Can a sitting president have his company buy bonds?
Executive summary
A sitting president can legally buy bonds and can have his company purchase or hold bonds in most circumstances because federal law does not categorically bar the president from owning or trading securities; presidents are subject to disclosure rules but are exempt from many standard conflict-of-interest restrictions that apply to other federal officials [1] [2]. That legal space is constrained by reporting requirements (the STOCK Act/Ethics in Government Act) and by constitutional Emoluments Clauses when foreign governments or their instrumentalities are involved, and critics say those gaps create accountability risks [3] [4] [5].
1. Legal baseline: no per se prohibition on presidential securities ownership
Multiple legal summaries and news reports note there is no statutory ban that outright forbids a president or vice president from owning or trading stocks, bonds, or running private businesses while in office; scholars and outlets repeatedly point out the president is treated differently under federal conflict-of-interest rules compared with other officials [1] [6] [2].
2. Reporting and disclosure requirements that do apply
When a president (or vice president) engages in “reportable transactions” such as purchases of stocks or bonds, federal law requires periodic disclosure under the Ethics in Government Act and supplemental rules like the STOCK Act, which forces reportability for securities transactions above modest thresholds within a set window [3] [7]. News organizations reporting on President Trump’s bond purchases cite Office of Government Ethics filings and note that filings list ranges rather than exact prices, a feature of current disclosure law [7] [8].
3. Practical limits: Emoluments and foreign-government dealings
The Constitution’s Emoluments Clauses restrict federal officers from accepting presents or payments from foreign states without congressional consent, and legal experts warn that business dealings with foreign governments or their instrumentalities could trigger constitutional or statutory scrutiny even if ordinary bond purchases would not [4] [5]. Watchdogs and legal centers argue that enforcement is weak and that Congress is the primary actor that can tighten rules or authorize enforcement [4] [5].
4. How arrangements like blind trusts and third‑party managers fit in
Voluntary mechanisms—blind trusts or third‑party managers—are commonly recommended to reduce conflicts: rules for true blind trusts require no pre‑existing relationship or communications between the owner and the trustee so the official has no role in selecting assets [9]. Administration officials have defended using independent managers to select bonds on the president’s behalf, and ethics officials have certified filings under current law, but critics say certification and managerial arrangements do not eliminate conflicts in practice [8] [2].
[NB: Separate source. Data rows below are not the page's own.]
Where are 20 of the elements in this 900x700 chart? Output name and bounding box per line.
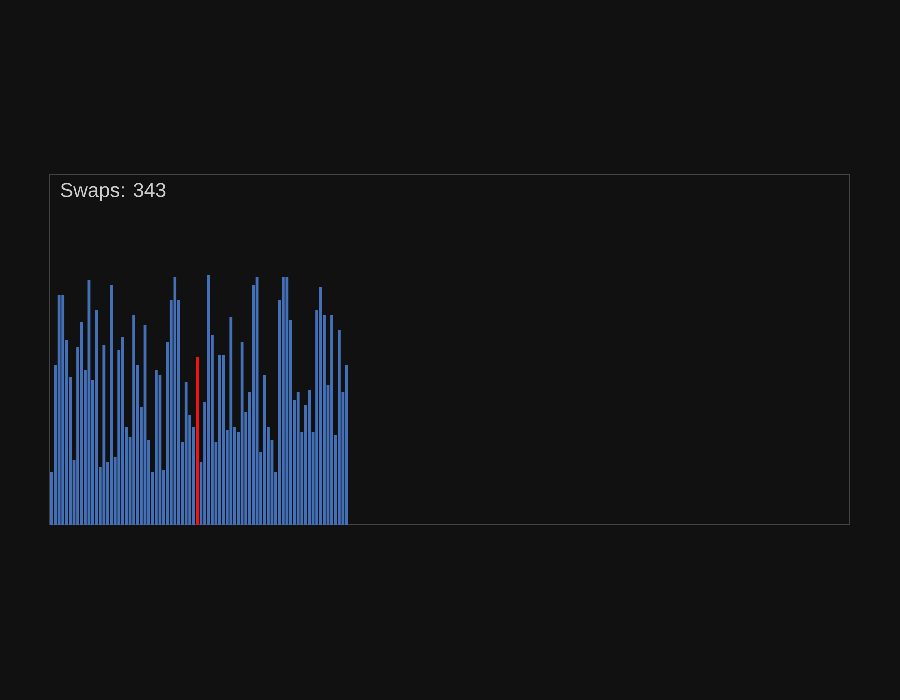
bar <box>338 330 341 525</box>
bar <box>296 392 300 525</box>
bar <box>230 317 233 525</box>
bar <box>308 390 312 525</box>
bar <box>330 314 334 525</box>
bar <box>184 382 188 525</box>
bar <box>282 277 285 525</box>
bar <box>218 354 222 525</box>
bar <box>154 370 158 525</box>
bar <box>222 354 226 525</box>
bar <box>286 277 289 525</box>
bar <box>62 294 65 525</box>
chart-title: Swaps: 343 <box>61 183 166 202</box>
bar <box>58 294 61 525</box>
bar <box>345 364 348 525</box>
bar <box>196 357 199 525</box>
bar <box>110 284 114 525</box>
bar <box>95 310 98 525</box>
bar <box>132 314 136 525</box>
bar <box>102 344 106 525</box>
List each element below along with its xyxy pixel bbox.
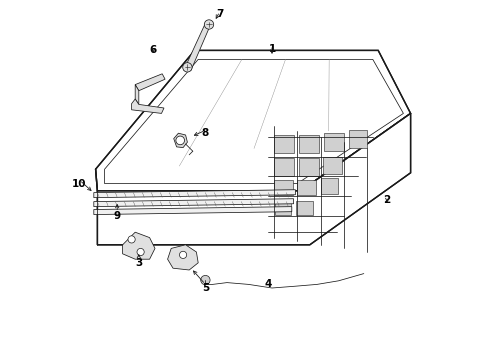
Polygon shape (349, 130, 368, 148)
Text: 1: 1 (269, 44, 275, 54)
Polygon shape (324, 133, 344, 151)
Polygon shape (94, 199, 294, 207)
Text: 5: 5 (202, 283, 209, 293)
Text: 8: 8 (202, 128, 209, 138)
Circle shape (176, 136, 185, 145)
Polygon shape (274, 201, 291, 215)
Polygon shape (299, 135, 319, 153)
Polygon shape (168, 245, 198, 270)
Polygon shape (135, 85, 139, 104)
Polygon shape (122, 232, 155, 259)
Text: 6: 6 (149, 45, 157, 55)
Polygon shape (296, 201, 313, 215)
Text: 2: 2 (384, 195, 391, 205)
Text: 4: 4 (265, 279, 272, 289)
Text: 9: 9 (114, 211, 121, 221)
Polygon shape (96, 50, 411, 191)
Polygon shape (297, 180, 316, 195)
Polygon shape (135, 74, 165, 91)
Circle shape (137, 248, 144, 256)
Polygon shape (98, 113, 411, 245)
Polygon shape (174, 133, 187, 148)
Polygon shape (94, 190, 295, 198)
Circle shape (204, 20, 214, 29)
Polygon shape (132, 99, 164, 113)
Polygon shape (184, 22, 212, 70)
Circle shape (179, 251, 187, 258)
Circle shape (183, 63, 192, 72)
Polygon shape (274, 180, 293, 195)
Polygon shape (274, 135, 294, 153)
Circle shape (128, 236, 135, 243)
Text: 10: 10 (72, 179, 87, 189)
Text: 3: 3 (135, 258, 143, 268)
Polygon shape (320, 178, 338, 194)
Text: 7: 7 (216, 9, 223, 19)
Polygon shape (274, 158, 294, 176)
Circle shape (201, 275, 210, 285)
Polygon shape (94, 207, 292, 215)
Polygon shape (323, 157, 342, 174)
Polygon shape (299, 158, 319, 176)
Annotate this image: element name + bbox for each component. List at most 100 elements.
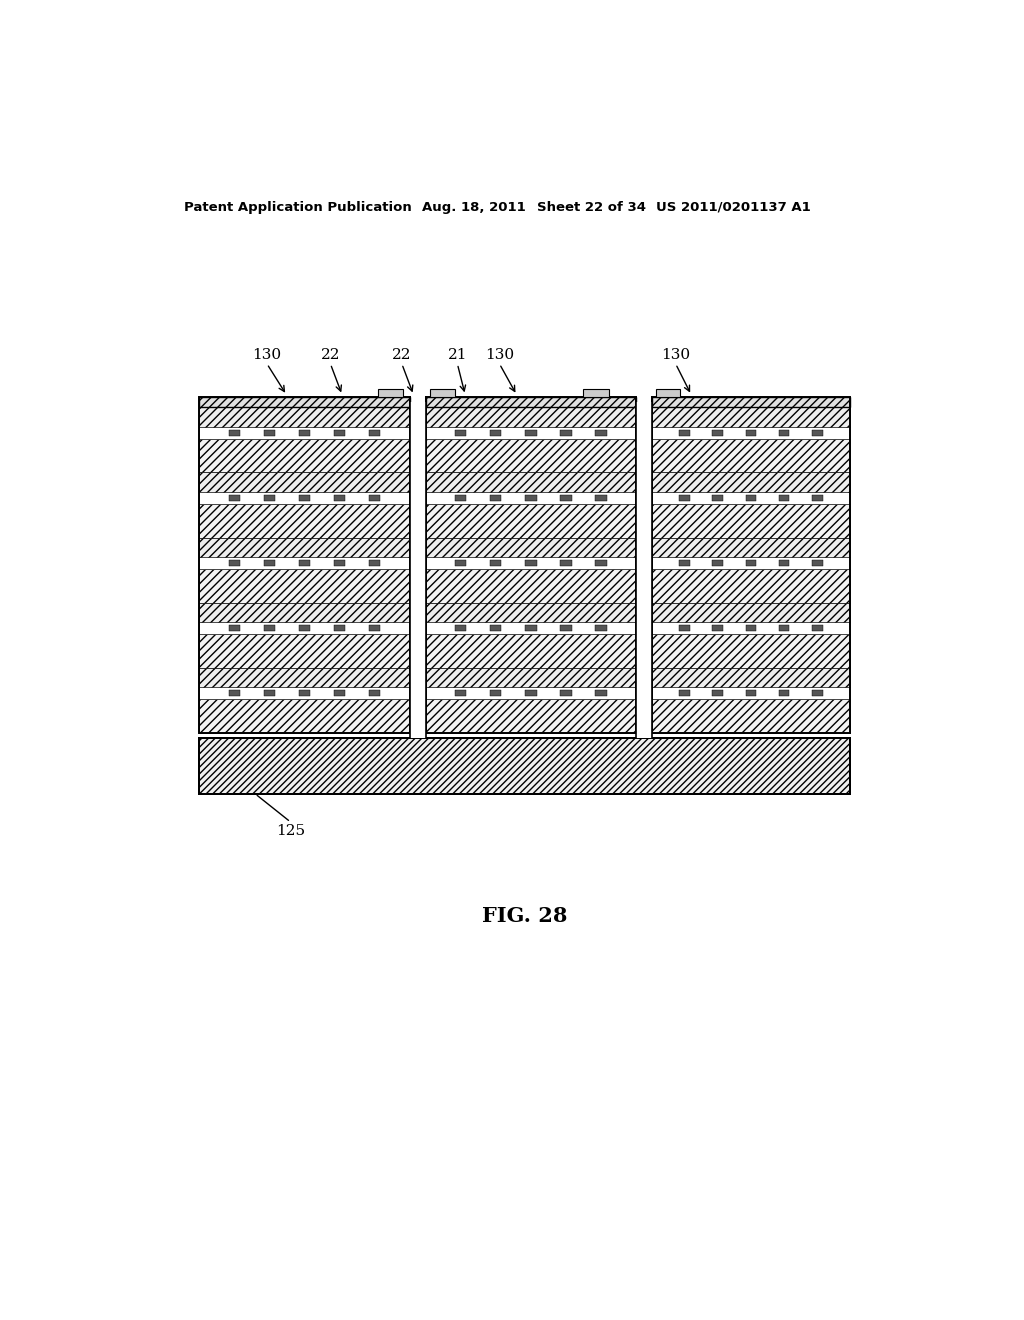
Text: FIG. 28: FIG. 28 [482, 906, 567, 925]
Bar [778, 624, 790, 631]
Bar [430, 389, 455, 397]
Bar [652, 426, 850, 438]
Bar [652, 698, 850, 733]
Bar [426, 408, 636, 426]
Bar [334, 690, 345, 696]
Bar [200, 622, 410, 634]
Bar [525, 429, 537, 436]
Text: 130: 130 [252, 347, 282, 362]
Bar [652, 622, 850, 634]
Bar [200, 569, 410, 602]
Bar [595, 690, 606, 696]
Bar [264, 690, 275, 696]
Text: 21: 21 [447, 347, 467, 362]
Bar [200, 426, 410, 438]
Bar [426, 569, 636, 602]
Bar [525, 560, 537, 566]
Bar [778, 429, 790, 436]
Bar [489, 560, 502, 566]
Bar [652, 557, 850, 569]
Bar [299, 624, 310, 631]
Bar [652, 438, 850, 473]
Bar [652, 473, 850, 492]
Bar [369, 690, 381, 696]
Bar [455, 690, 467, 696]
Bar [560, 624, 571, 631]
Bar [426, 537, 636, 557]
Bar [560, 495, 571, 502]
Bar [455, 495, 467, 502]
Bar [426, 504, 636, 537]
Bar [778, 690, 790, 696]
Bar [560, 560, 571, 566]
Bar [652, 569, 850, 602]
Bar [299, 690, 310, 696]
Bar [455, 624, 467, 631]
Bar [228, 624, 241, 631]
Bar [713, 429, 723, 436]
Text: 130: 130 [484, 347, 514, 362]
Bar [264, 429, 275, 436]
Bar [200, 397, 410, 408]
Bar [652, 602, 850, 622]
Bar [652, 668, 850, 688]
Bar [595, 495, 606, 502]
Bar [426, 438, 636, 473]
Bar [679, 624, 690, 631]
Bar [264, 624, 275, 631]
Bar [525, 690, 537, 696]
Bar [560, 690, 571, 696]
Text: US 2011/0201137 A1: US 2011/0201137 A1 [655, 201, 810, 214]
Bar [200, 557, 410, 569]
Bar [369, 624, 381, 631]
Bar [334, 495, 345, 502]
Bar [812, 690, 822, 696]
Bar [652, 408, 850, 426]
Bar [369, 495, 381, 502]
Bar [200, 738, 850, 793]
Bar [679, 495, 690, 502]
Bar [636, 403, 652, 738]
Bar [652, 504, 850, 537]
Bar [652, 397, 850, 733]
Bar [228, 495, 241, 502]
Bar [426, 397, 636, 408]
Bar [652, 688, 850, 698]
Bar [369, 560, 381, 566]
Bar [200, 698, 410, 733]
Bar [489, 624, 502, 631]
Bar [200, 492, 410, 504]
Bar [228, 560, 241, 566]
Bar [426, 634, 636, 668]
Bar [200, 408, 410, 426]
Bar [369, 429, 381, 436]
Bar [378, 389, 403, 397]
Bar [652, 397, 850, 408]
Bar [655, 389, 680, 397]
Bar [410, 403, 426, 738]
Bar [426, 602, 636, 622]
Bar [334, 560, 345, 566]
Text: Aug. 18, 2011: Aug. 18, 2011 [422, 201, 525, 214]
Bar [713, 560, 723, 566]
Bar [812, 429, 822, 436]
Bar [812, 624, 822, 631]
Text: 125: 125 [276, 824, 305, 838]
Bar [812, 560, 822, 566]
Bar [525, 624, 537, 631]
Bar [778, 495, 790, 502]
Bar [679, 690, 690, 696]
Bar [200, 634, 410, 668]
Bar [426, 688, 636, 698]
Text: 130: 130 [662, 347, 690, 362]
Bar [200, 537, 410, 557]
Bar [264, 560, 275, 566]
Bar [713, 624, 723, 631]
Bar [426, 557, 636, 569]
Bar [489, 495, 502, 502]
Bar [595, 560, 606, 566]
Bar [778, 560, 790, 566]
Bar [228, 690, 241, 696]
Text: 22: 22 [392, 347, 412, 362]
Bar [812, 495, 822, 502]
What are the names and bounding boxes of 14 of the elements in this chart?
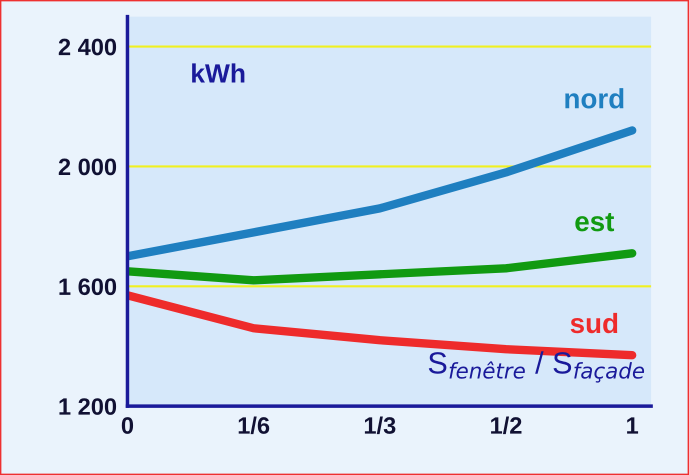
- y-tick-label: 1 600: [59, 278, 116, 296]
- y-tick-label: 1 200: [59, 398, 116, 415]
- series-label: est: [575, 212, 614, 232]
- y-tick-label: 2 400: [58, 38, 116, 56]
- x-axis-title: S$_{fenêtre}$ / S$_{façade}$: [428, 351, 644, 383]
- x-tick-label: 1/3: [364, 416, 396, 434]
- x-tick-label: 1: [627, 417, 638, 434]
- series-label: sud: [570, 312, 618, 334]
- x-tick-label: 0: [122, 417, 134, 434]
- y-tick-label: 2 000: [58, 158, 116, 176]
- x-tick-label: 1/2: [491, 416, 522, 434]
- series-label: nord: [565, 88, 624, 109]
- y-axis-title: kWh: [192, 63, 244, 82]
- x-tick-label: 1/6: [238, 416, 270, 434]
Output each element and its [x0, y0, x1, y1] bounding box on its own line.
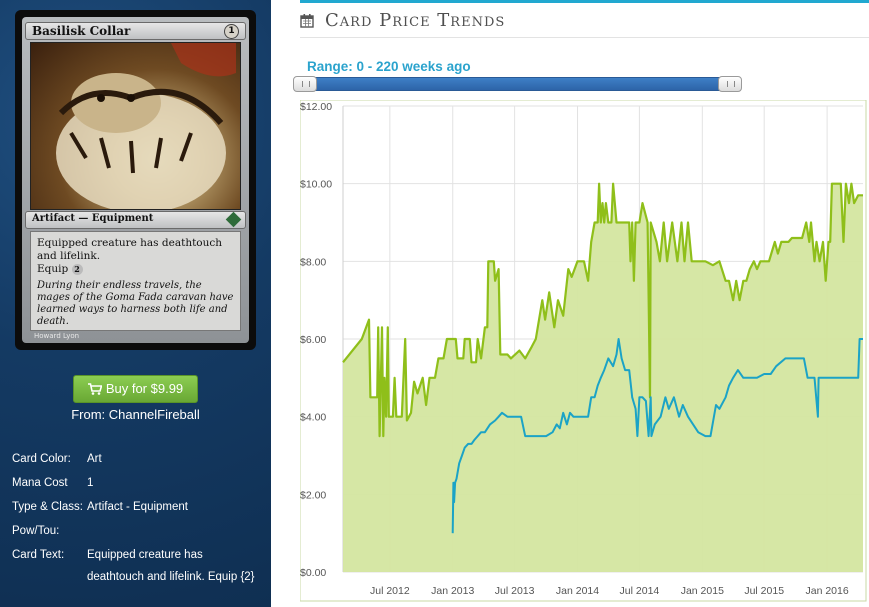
- mana-cost-value: 1: [87, 477, 94, 489]
- x-tick-label: Jan 2015: [681, 585, 724, 597]
- card-type-bar: Artifact — Equipment: [25, 211, 246, 229]
- divider: [300, 37, 869, 38]
- card-text-label: Card Text:: [12, 549, 65, 561]
- range-slider-track[interactable]: [300, 77, 740, 91]
- series-line-online: [451, 338, 863, 534]
- equip-cost-icon: 2: [71, 264, 83, 275]
- card-detail-panel: Basilisk Collar 1 Artifact — Equipment: [0, 0, 271, 607]
- y-tick-label: $8.00: [300, 256, 326, 268]
- pow-tou-label: Pow/Tou:: [12, 525, 60, 537]
- type-class-label: Type & Class:: [12, 501, 83, 513]
- accent-bar: [300, 0, 869, 3]
- y-tick-label: $4.00: [300, 412, 326, 424]
- x-tick-label: Jul 2014: [620, 585, 660, 597]
- chart-series: [342, 182, 863, 572]
- range-slider-handle-max[interactable]: [718, 76, 742, 92]
- y-axis-ticks: $0.00 $2.00 $4.00 $6.00 $8.00 $10.00 $12.00: [300, 101, 332, 579]
- x-axis-ticks: Jul 2012 Jan 2013 Jul 2013 Jan 2014 Jul 2014…: [370, 585, 849, 597]
- card-frame: Basilisk Collar 1 Artifact — Equipment: [22, 17, 249, 343]
- card-color-label: Card Color:: [12, 453, 71, 465]
- cart-icon: [87, 383, 102, 395]
- card-name-bar: Basilisk Collar 1: [25, 22, 246, 40]
- x-tick-label: Jan 2016: [805, 585, 848, 597]
- calendar-icon: [300, 14, 314, 28]
- card-rules-body: Equipped creature has deathtouch and lif…: [37, 237, 223, 275]
- range-slider-handle-min[interactable]: [293, 76, 317, 92]
- mana-cost-label: Mana Cost: [12, 477, 68, 489]
- card-color-value: Art: [87, 453, 102, 465]
- y-tick-label: $0.00: [300, 567, 326, 579]
- x-tick-label: Jul 2013: [495, 585, 535, 597]
- mana-symbol-icon: 1: [224, 24, 239, 39]
- x-tick-label: Jan 2013: [431, 585, 474, 597]
- card-name: Basilisk Collar: [32, 24, 131, 38]
- page-title: Card Price Trends: [325, 10, 506, 31]
- y-tick-label: $10.00: [300, 179, 332, 191]
- y-tick-label: $2.00: [300, 489, 326, 501]
- card-text-value: Equipped creature has deathtouch and lif…: [87, 549, 255, 583]
- card-type-line: Artifact — Equipment: [32, 213, 154, 224]
- y-tick-label: $6.00: [300, 334, 326, 346]
- range-label: Range: 0 - 220 weeks ago: [307, 59, 471, 74]
- x-tick-label: Jul 2012: [370, 585, 410, 597]
- series-area-paper: [343, 183, 863, 572]
- card-image: Basilisk Collar 1 Artifact — Equipment: [15, 10, 256, 350]
- y-tick-label: $12.00: [300, 101, 332, 113]
- type-class-value: Artifact - Equipment: [87, 501, 188, 513]
- buy-button-label: Buy for $9.99: [105, 381, 184, 396]
- set-symbol-icon: [225, 211, 242, 228]
- card-textbox: Equipped creature has deathtouch and lif…: [30, 231, 241, 331]
- buy-button[interactable]: Buy for $9.99: [73, 375, 198, 403]
- x-tick-label: Jan 2014: [556, 585, 599, 597]
- card-flavor-text: During their endless travels, the mages …: [37, 280, 234, 327]
- card-artwork: [30, 42, 241, 210]
- card-rules-text: Equipped creature has deathtouch and lif…: [37, 237, 234, 276]
- x-tick-label: Jul 2015: [744, 585, 784, 597]
- series-line-paper: [342, 182, 863, 438]
- vendor-label: From: ChannelFireball: [71, 407, 200, 422]
- price-chart: $0.00 $2.00 $4.00 $6.00 $8.00 $10.00 $12.00 Ju…: [300, 100, 867, 602]
- card-artist: Howard Lyon: [34, 332, 80, 340]
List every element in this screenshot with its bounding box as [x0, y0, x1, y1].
5. Political and reform dynamics that matter to any answer
Legislative proposals that would bar trading or force divestment for presidents, vice presidents and members of Congress have advanced in various forms and enjoy bipartisan interest, reflecting political pressure to close the so‑called “presidential loophole,” but as of the cited reporting no such law had been enacted to ban presidents from buying bonds or other securities outright [10] [11] [1]. Advocacy groups and legal scholars press Congress to either tighten disclosure, create enforceable divestment rules, or clarify the Emoluments enforcement path [2] [5].
6. Bottom line: legally permissible but politically fraught
Under current federal law and practice, a sitting president—or a private company controlled by the president—can buy bonds, and presidents must disclose reportable transactions, but they are not subject to the same conflict-of‑interest prohibitions as other officials and dealings with foreign governments invite additional constitutional scrutiny; reform proposals and watchdog warnings underscore that legality does not erase ethical or political consequences [3] [1] [4] [5].